The Origins of Papel Picado
Have you seen colorful paper chiseled with a variety of patterns adorned on the streets, restaurants or during parties? These lovely decors are called papel picado and are used at parties, family gatherings or as simple decorations at home. They are also being used as an offering for the Day of the Dead or during Easter. Papel picado originated from Mexico. In Mexico, there’s no celebration without music, flowers and papel picado!
Papel picado means “punched paper.” The tradition of using papel picado originates from the practices by Aztecs. The Aztecs covered a bark textile called amatl (paper) with melted rubber and paint on it. They used it to decorate religious sculptures, shrines and burials.

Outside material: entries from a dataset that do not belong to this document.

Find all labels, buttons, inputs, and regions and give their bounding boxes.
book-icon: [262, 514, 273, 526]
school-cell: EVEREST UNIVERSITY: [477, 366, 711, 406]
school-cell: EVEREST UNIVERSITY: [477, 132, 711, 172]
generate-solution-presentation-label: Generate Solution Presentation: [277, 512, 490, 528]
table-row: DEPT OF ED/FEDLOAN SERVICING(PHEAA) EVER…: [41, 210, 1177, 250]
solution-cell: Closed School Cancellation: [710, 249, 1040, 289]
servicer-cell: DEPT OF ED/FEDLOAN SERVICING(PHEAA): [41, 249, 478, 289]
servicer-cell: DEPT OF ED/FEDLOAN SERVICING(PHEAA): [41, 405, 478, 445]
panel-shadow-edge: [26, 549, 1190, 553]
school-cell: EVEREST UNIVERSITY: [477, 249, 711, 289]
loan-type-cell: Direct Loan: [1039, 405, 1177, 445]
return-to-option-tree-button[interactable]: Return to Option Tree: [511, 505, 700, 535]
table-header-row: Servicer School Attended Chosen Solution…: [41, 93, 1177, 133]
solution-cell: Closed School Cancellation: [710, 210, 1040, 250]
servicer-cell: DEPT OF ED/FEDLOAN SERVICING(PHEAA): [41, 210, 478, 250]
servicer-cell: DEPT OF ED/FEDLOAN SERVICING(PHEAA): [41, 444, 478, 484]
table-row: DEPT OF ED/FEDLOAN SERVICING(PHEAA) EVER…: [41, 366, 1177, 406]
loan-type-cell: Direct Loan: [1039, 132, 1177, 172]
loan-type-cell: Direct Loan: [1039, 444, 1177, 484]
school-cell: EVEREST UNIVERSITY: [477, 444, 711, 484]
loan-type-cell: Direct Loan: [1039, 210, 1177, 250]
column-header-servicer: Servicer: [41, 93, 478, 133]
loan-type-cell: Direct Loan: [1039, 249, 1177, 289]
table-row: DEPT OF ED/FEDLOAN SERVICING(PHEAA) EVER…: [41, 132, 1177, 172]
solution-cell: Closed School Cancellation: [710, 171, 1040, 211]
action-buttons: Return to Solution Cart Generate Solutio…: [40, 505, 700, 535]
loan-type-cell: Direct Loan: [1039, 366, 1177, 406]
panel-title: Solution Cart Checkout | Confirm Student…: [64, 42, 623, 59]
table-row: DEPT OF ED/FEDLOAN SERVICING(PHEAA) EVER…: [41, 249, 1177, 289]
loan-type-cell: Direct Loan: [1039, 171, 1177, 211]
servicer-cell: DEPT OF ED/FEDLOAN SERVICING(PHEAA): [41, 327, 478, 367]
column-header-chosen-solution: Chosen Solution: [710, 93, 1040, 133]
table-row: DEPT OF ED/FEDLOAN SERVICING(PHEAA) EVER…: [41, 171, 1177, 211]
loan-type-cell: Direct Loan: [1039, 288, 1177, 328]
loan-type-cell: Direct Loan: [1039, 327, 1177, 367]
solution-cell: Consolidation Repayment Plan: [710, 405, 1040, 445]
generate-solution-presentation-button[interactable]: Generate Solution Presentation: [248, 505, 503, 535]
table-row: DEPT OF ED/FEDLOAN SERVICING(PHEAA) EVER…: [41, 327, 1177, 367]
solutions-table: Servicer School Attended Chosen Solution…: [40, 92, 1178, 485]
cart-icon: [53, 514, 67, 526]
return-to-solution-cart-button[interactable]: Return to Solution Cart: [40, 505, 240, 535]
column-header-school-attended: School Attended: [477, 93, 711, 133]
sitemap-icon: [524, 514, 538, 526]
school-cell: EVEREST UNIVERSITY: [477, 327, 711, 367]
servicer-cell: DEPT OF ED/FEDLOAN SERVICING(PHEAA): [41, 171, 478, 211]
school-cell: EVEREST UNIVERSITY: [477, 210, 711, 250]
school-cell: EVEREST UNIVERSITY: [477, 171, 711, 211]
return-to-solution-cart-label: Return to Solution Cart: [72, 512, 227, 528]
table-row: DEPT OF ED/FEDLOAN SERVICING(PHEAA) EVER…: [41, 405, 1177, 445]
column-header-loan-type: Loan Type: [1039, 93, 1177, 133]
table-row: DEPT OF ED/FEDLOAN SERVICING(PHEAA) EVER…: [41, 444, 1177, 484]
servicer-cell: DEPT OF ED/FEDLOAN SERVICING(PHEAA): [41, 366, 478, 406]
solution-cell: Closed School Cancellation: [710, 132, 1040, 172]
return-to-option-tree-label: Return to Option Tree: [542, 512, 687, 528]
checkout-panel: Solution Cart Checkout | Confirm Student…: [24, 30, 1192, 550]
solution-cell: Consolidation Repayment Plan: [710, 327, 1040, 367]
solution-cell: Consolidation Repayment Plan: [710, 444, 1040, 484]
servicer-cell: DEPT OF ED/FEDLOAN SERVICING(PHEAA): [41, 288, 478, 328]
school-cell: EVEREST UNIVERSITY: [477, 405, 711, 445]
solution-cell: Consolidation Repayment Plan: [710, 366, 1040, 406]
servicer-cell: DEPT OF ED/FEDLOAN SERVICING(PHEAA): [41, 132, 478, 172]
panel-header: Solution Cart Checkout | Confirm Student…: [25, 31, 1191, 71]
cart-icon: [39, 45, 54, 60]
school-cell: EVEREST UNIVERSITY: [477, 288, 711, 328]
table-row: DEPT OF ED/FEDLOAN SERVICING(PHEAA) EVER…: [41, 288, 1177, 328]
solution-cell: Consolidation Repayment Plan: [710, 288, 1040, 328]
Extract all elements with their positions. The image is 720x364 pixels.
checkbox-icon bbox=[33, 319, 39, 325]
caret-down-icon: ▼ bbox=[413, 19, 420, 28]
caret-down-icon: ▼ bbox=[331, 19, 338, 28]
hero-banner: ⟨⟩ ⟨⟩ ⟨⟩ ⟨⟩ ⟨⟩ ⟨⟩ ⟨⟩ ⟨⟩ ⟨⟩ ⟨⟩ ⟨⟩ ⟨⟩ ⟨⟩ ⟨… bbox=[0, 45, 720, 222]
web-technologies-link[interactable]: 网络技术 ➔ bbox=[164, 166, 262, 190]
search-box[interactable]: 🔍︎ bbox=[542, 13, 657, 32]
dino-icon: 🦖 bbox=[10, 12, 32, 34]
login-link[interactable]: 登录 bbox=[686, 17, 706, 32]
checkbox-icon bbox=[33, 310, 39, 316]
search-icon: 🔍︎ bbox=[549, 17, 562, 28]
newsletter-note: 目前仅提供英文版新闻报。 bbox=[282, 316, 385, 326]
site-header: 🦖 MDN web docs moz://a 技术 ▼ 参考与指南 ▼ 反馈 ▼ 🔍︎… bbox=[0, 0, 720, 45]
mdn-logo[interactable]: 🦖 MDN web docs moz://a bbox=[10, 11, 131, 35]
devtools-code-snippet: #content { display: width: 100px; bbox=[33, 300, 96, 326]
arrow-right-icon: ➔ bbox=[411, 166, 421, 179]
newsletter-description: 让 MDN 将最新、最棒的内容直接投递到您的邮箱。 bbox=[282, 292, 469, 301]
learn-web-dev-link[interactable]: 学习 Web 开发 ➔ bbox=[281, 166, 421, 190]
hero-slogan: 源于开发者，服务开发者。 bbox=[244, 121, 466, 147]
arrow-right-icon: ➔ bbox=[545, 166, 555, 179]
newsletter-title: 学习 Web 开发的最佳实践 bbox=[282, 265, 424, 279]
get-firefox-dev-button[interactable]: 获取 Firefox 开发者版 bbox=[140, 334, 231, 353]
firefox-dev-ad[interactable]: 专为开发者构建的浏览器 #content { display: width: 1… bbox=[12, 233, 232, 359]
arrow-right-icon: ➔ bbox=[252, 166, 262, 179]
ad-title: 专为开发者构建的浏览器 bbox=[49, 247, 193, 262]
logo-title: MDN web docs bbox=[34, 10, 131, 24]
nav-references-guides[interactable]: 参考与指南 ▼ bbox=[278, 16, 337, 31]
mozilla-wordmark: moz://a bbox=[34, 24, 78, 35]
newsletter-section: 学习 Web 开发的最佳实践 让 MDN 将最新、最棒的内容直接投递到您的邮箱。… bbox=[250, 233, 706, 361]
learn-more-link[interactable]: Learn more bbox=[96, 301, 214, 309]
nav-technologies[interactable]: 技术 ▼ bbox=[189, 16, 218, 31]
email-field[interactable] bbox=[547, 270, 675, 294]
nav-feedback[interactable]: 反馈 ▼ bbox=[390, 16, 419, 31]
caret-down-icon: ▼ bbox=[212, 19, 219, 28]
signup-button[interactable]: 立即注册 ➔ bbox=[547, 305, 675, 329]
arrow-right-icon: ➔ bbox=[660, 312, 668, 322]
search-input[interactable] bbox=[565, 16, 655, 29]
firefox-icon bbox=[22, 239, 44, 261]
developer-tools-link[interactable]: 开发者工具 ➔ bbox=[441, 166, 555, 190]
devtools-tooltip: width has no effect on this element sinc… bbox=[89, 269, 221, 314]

This was the reason why up to now, people have the misconception that the paper used for papel picado was cut by the Aztecs to be used as decors. There have been no supported claims that this is true but San Salvador in Puebla State is said to be where papel picado originated. Locals from San Salvador started cutting paper flags, but it was only during the late 1920’s that they traveled to a neighboring town to sell their paper flags. After many years, it had become a tradition to decorate the Day of the Dead with papel picado. Today, the tradition of using papel picado on certain occasions has been extended all throughout Mexico.

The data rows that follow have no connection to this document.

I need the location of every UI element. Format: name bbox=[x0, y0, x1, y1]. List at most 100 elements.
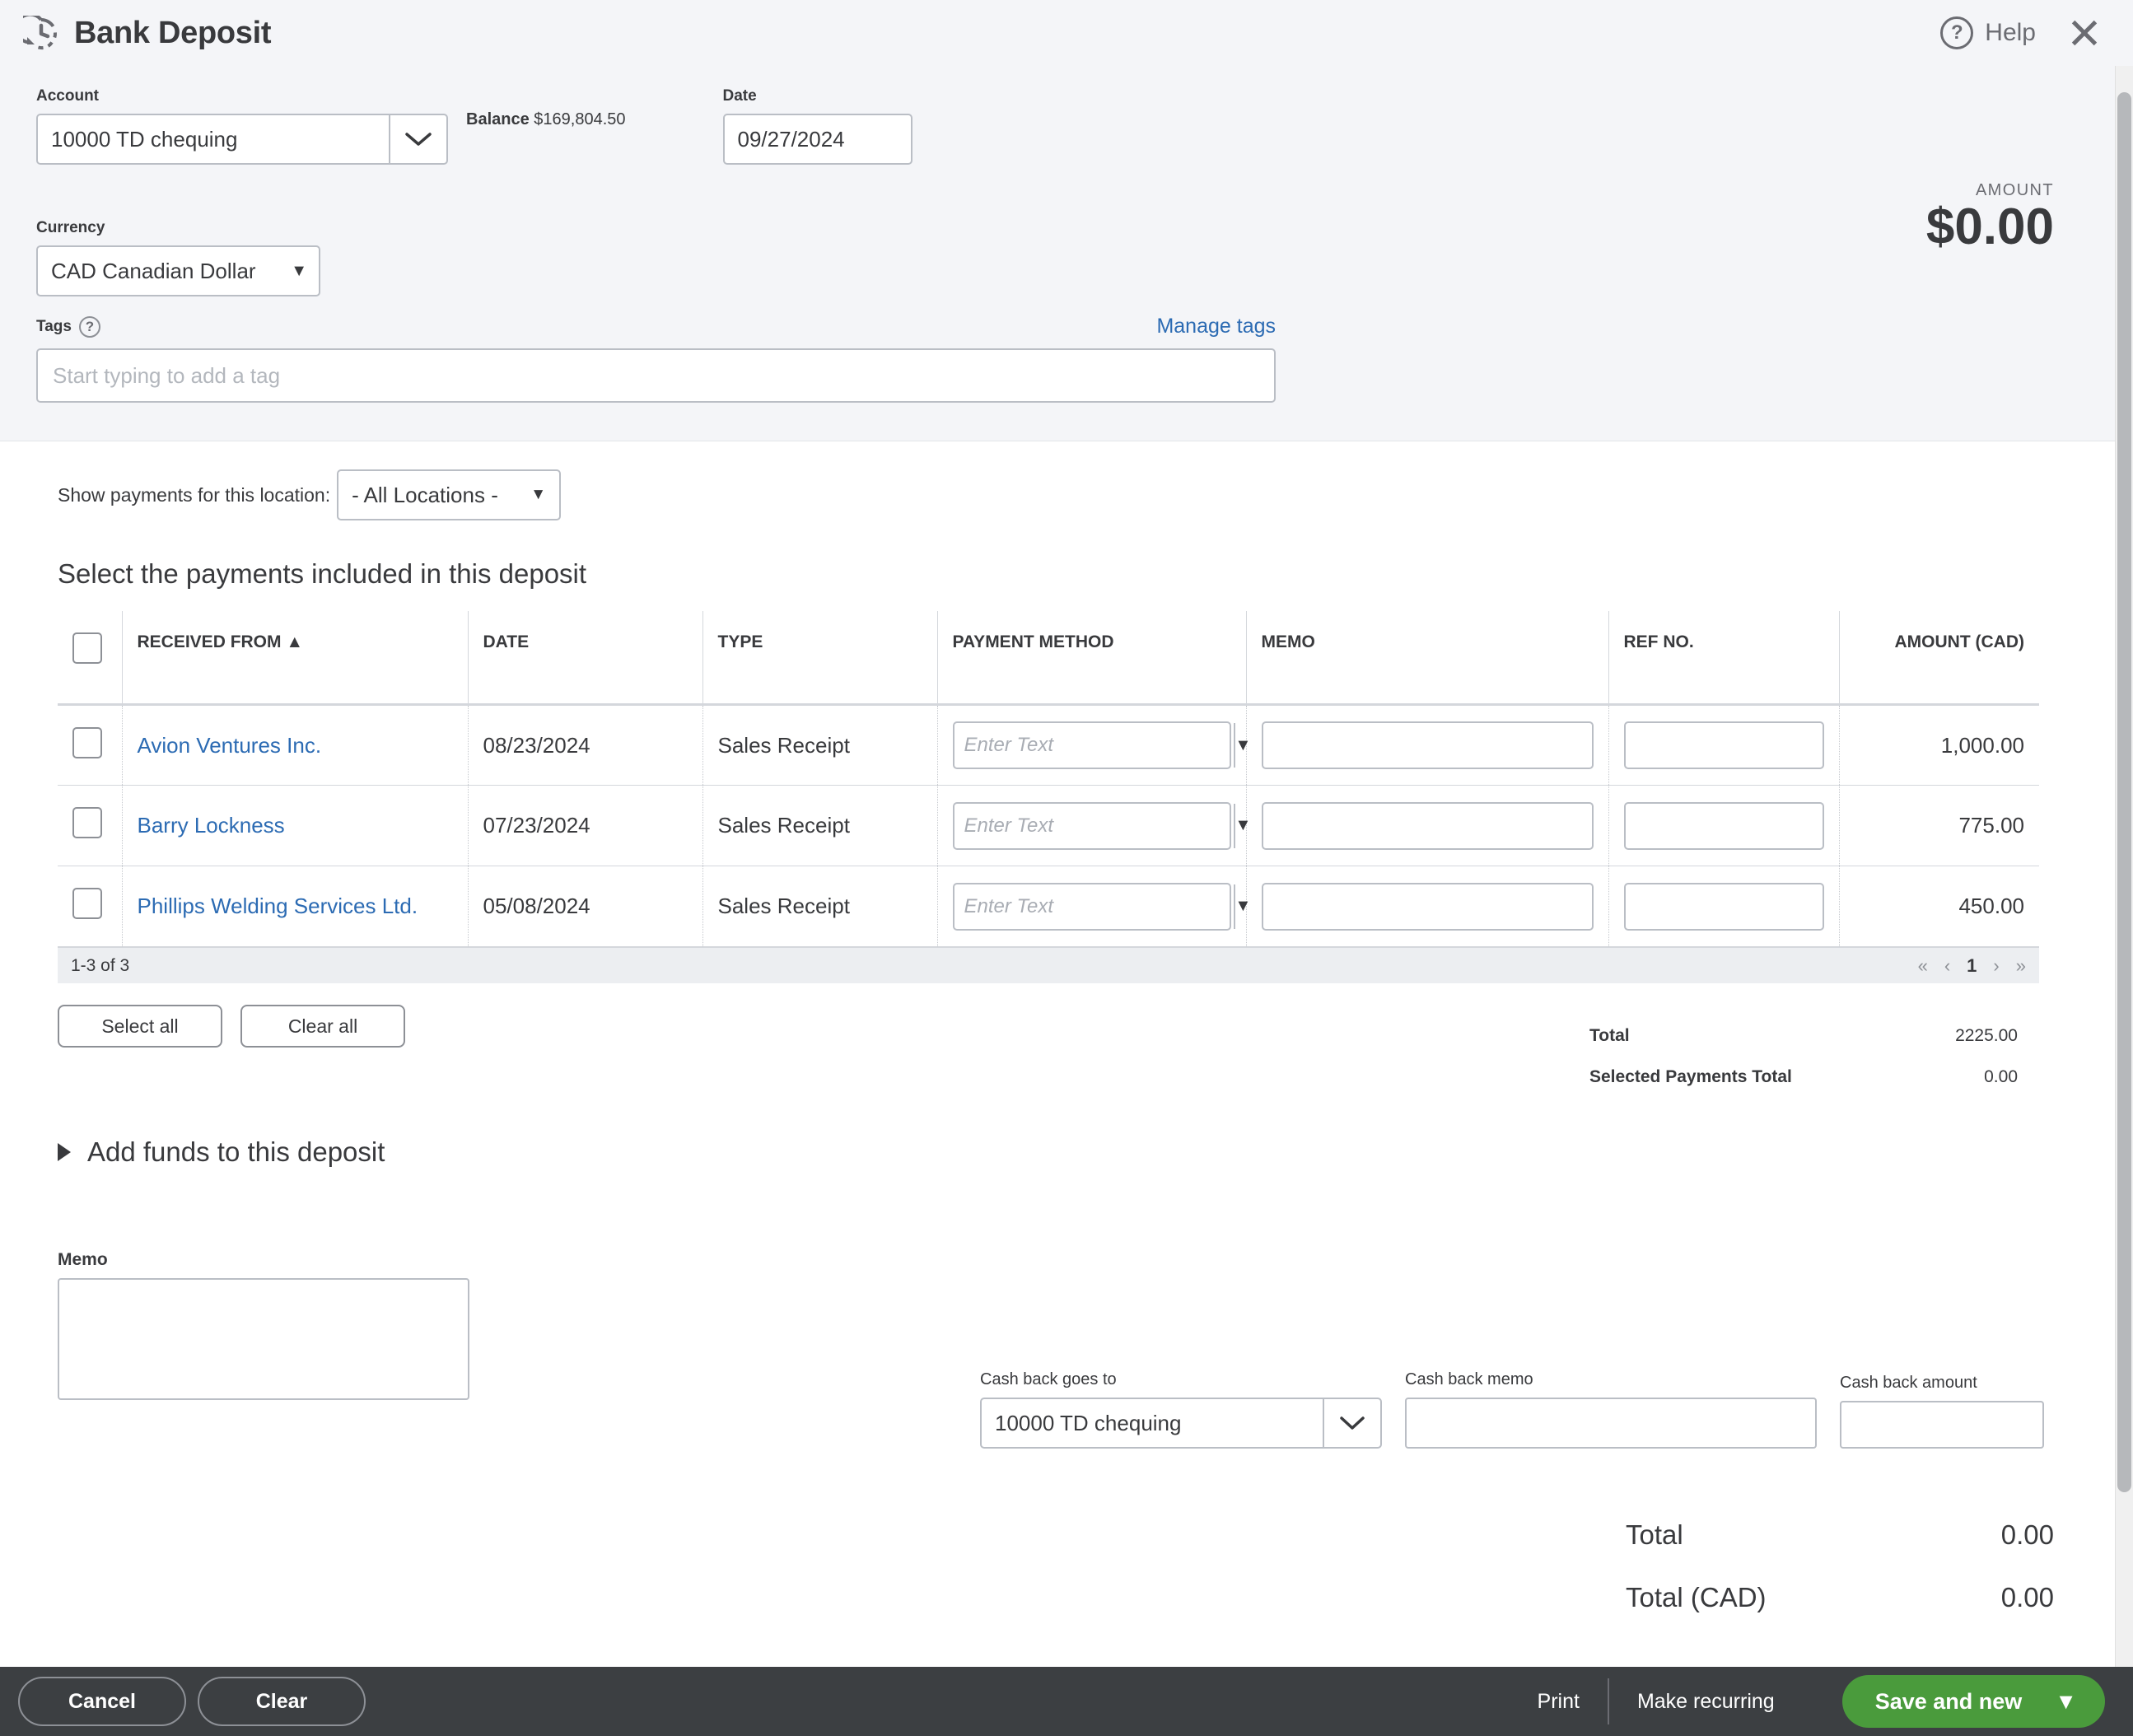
page-title: Bank Deposit bbox=[74, 15, 272, 50]
table-row: Avion Ventures Inc. 08/23/2024 Sales Rec… bbox=[58, 704, 2039, 786]
tags-input[interactable] bbox=[36, 348, 1276, 403]
customer-link[interactable]: Barry Lockness bbox=[138, 813, 285, 838]
account-input[interactable] bbox=[38, 115, 389, 163]
ref-no-input[interactable] bbox=[1623, 882, 1824, 931]
caret-down-icon[interactable]: ▼ bbox=[2055, 1689, 2077, 1715]
help-label: Help bbox=[1985, 19, 2036, 46]
row-checkbox[interactable] bbox=[72, 888, 102, 919]
table-row: Barry Lockness 07/23/2024 Sales Receipt … bbox=[58, 785, 2039, 866]
cash-back-memo-group: Cash back memo bbox=[1405, 1370, 1817, 1449]
cash-back-memo-input[interactable] bbox=[1405, 1398, 1817, 1449]
table-pager: 1-3 of 3 « ‹ 1 › » bbox=[58, 947, 2039, 983]
payment-method-input[interactable] bbox=[954, 723, 1234, 768]
pager-last-button[interactable]: » bbox=[2016, 955, 2026, 977]
payment-method-dropdown-button[interactable]: ▼ bbox=[1233, 803, 1251, 848]
cell-amount: 775.00 bbox=[1838, 785, 2039, 866]
deposit-header-panel: Account Balance $169,804.50 Date AMOUNT … bbox=[0, 66, 2133, 441]
currency-field-group: Currency CAD Canadian Dollar ▼ bbox=[36, 219, 320, 296]
payment-method-combobox[interactable]: ▼ bbox=[952, 721, 1251, 769]
column-header-date[interactable]: DATE bbox=[467, 611, 702, 706]
ref-no-input[interactable] bbox=[1623, 721, 1824, 769]
column-header-payment-method[interactable]: PAYMENT METHOD bbox=[936, 611, 1246, 706]
column-header-type[interactable]: TYPE bbox=[702, 611, 937, 706]
row-checkbox[interactable] bbox=[72, 726, 102, 758]
selected-payments-total-row: Selected Payments Total 0.00 bbox=[1589, 1067, 2018, 1087]
selected-payments-total-label: Selected Payments Total bbox=[1589, 1067, 1792, 1086]
balance-label: Balance bbox=[466, 110, 530, 128]
cash-back-account-value: 10000 TD chequing bbox=[995, 1410, 1182, 1435]
cancel-button[interactable]: Cancel bbox=[18, 1677, 186, 1726]
account-combobox[interactable] bbox=[36, 114, 448, 165]
pager-first-button[interactable]: « bbox=[1918, 955, 1928, 977]
pager-current-page[interactable]: 1 bbox=[1967, 955, 1977, 977]
date-label: Date bbox=[722, 87, 757, 105]
cash-back-account-combobox[interactable]: 10000 TD chequing bbox=[980, 1398, 1382, 1449]
close-icon[interactable] bbox=[2065, 14, 2103, 52]
add-funds-expander[interactable]: Add funds to this deposit bbox=[58, 1136, 2097, 1168]
grand-total-value: 0.00 bbox=[2000, 1519, 2054, 1550]
cash-back-memo-label: Cash back memo bbox=[1405, 1370, 1533, 1388]
help-button[interactable]: ? Help bbox=[1940, 16, 2036, 49]
customer-link[interactable]: Avion Ventures Inc. bbox=[138, 733, 322, 758]
memo-input[interactable] bbox=[1261, 721, 1594, 769]
payment-method-dropdown-button[interactable]: ▼ bbox=[1233, 723, 1251, 768]
cell-date: 08/23/2024 bbox=[467, 704, 702, 786]
column-header-amount[interactable]: AMOUNT (CAD) bbox=[1838, 611, 2039, 706]
payment-method-dropdown-button[interactable]: ▼ bbox=[1233, 884, 1251, 929]
column-header-received-from[interactable]: RECEIVED FROM ▲ bbox=[121, 611, 468, 706]
pager-next-button[interactable]: › bbox=[1993, 955, 1999, 977]
grand-total-cad-label: Total (CAD) bbox=[1626, 1582, 1767, 1612]
cell-date: 05/08/2024 bbox=[467, 866, 702, 947]
payments-body: Show payments for this location: - All L… bbox=[0, 441, 2133, 1404]
location-select[interactable]: - All Locations - ▼ bbox=[337, 469, 562, 520]
pager-count: 1-3 of 3 bbox=[71, 955, 130, 975]
page-scrollbar-thumb[interactable] bbox=[2117, 92, 2131, 1492]
cash-back-row: Cash back goes to 10000 TD chequing Cash… bbox=[980, 1370, 2044, 1449]
clear-button[interactable]: Clear bbox=[198, 1677, 366, 1726]
memo-input[interactable] bbox=[1261, 882, 1594, 931]
payments-total-row: Total 2225.00 bbox=[1589, 1026, 2018, 1046]
balance-value: $169,804.50 bbox=[534, 110, 626, 128]
tags-help-icon[interactable]: ? bbox=[78, 315, 100, 338]
footer-links: Print Make recurring Save and new ▼ bbox=[1510, 1675, 2115, 1728]
amount-label: AMOUNT bbox=[1975, 181, 2054, 199]
pager-nav: « ‹ 1 › » bbox=[1918, 955, 2026, 977]
header-checkbox[interactable] bbox=[72, 632, 102, 664]
cell-ref-no bbox=[1608, 866, 1839, 947]
memo-label: Memo bbox=[58, 1250, 108, 1269]
date-input[interactable] bbox=[722, 114, 912, 165]
window-title-bar: Bank Deposit ? Help bbox=[0, 0, 2133, 66]
payment-method-input[interactable] bbox=[954, 884, 1234, 929]
cell-received-from: Barry Lockness bbox=[121, 785, 468, 866]
payment-method-combobox[interactable]: ▼ bbox=[952, 882, 1251, 931]
caret-down-icon: ▼ bbox=[291, 261, 307, 280]
column-header-memo[interactable]: MEMO bbox=[1245, 611, 1608, 706]
ref-no-input[interactable] bbox=[1623, 801, 1824, 850]
payment-method-input[interactable] bbox=[954, 803, 1234, 848]
customer-link[interactable]: Phillips Welding Services Ltd. bbox=[138, 894, 418, 918]
save-and-new-button[interactable]: Save and new ▼ bbox=[1841, 1675, 2105, 1728]
cash-back-account-dropdown-button[interactable] bbox=[1323, 1399, 1380, 1447]
clear-all-button[interactable]: Clear all bbox=[240, 1005, 405, 1048]
cell-ref-no bbox=[1608, 704, 1839, 786]
memo-textarea[interactable] bbox=[58, 1278, 469, 1400]
location-filter-row: Show payments for this location: - All L… bbox=[36, 469, 2097, 520]
select-all-button[interactable]: Select all bbox=[58, 1005, 222, 1048]
cell-received-from: Phillips Welding Services Ltd. bbox=[121, 866, 468, 947]
column-header-ref-no[interactable]: REF NO. bbox=[1608, 611, 1839, 706]
pager-prev-button[interactable]: ‹ bbox=[1944, 955, 1950, 977]
payment-method-combobox[interactable]: ▼ bbox=[952, 801, 1251, 850]
currency-select[interactable]: CAD Canadian Dollar ▼ bbox=[36, 245, 320, 296]
print-link[interactable]: Print bbox=[1510, 1690, 1608, 1714]
row-checkbox[interactable] bbox=[72, 807, 102, 838]
save-and-new-label: Save and new bbox=[1874, 1688, 2023, 1714]
payments-total-value: 2225.00 bbox=[1955, 1026, 2018, 1045]
cash-back-amount-input[interactable] bbox=[1840, 1401, 2044, 1449]
make-recurring-link[interactable]: Make recurring bbox=[1609, 1690, 1803, 1714]
tags-label-group: Tags ? bbox=[36, 315, 100, 338]
manage-tags-link[interactable]: Manage tags bbox=[1156, 315, 1276, 338]
memo-input[interactable] bbox=[1261, 801, 1594, 850]
column-label: RECEIVED FROM bbox=[137, 632, 282, 651]
payments-total-label: Total bbox=[1589, 1026, 1630, 1045]
account-dropdown-button[interactable] bbox=[389, 115, 446, 163]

Papel Picado Patterns and Symbolism
Did you know that different colours of papel picado signify different celebrations? Mexico, like any other country in the world, has a rich history – starting with their papel picado history.
- Mexican Independence Day
The Mexicans celebrate their Independence Day on September 16th, and as always, no Mexican celebration would be complete without the colorful papel picado. Green, white, and red are the colors that dominate in these paper decorations with the pattern of the country’s emblem or the faces of Mexican war heroes to show the people’ patriotism.
Christmas is another season where you can find many papel picado adorning the streets of Mexico. Pink, Sky Blue, white, and red are the colors that you would mostly find on papel picado for Christmas. The papel picado during this time will be cut in the shape of baby Jesus, Virgin Mary, Saint Joseph, angels, and other shapes that symbolize the season.
- Day of the Dead
Day of the Dead or Día de Muertos is one of the events that Mexicans observe to honor and remember their deceased loved ones. Most of the designs found in papel picado today have been adopted from the creations of Jose Guadalupe Posada. His illustrations include skeletons, skulls, and Catrina with yellow, pink, orange, and purple as the major key tones.
- Weddings, birthdays, and other celebrations
Papel picado has been part of the life of Mexicans. In whatever event they celebrate, they never forget to hang papel picado on their homes and streets. The styles and designs of papel picado are also customized during these personal events with vibrant colors.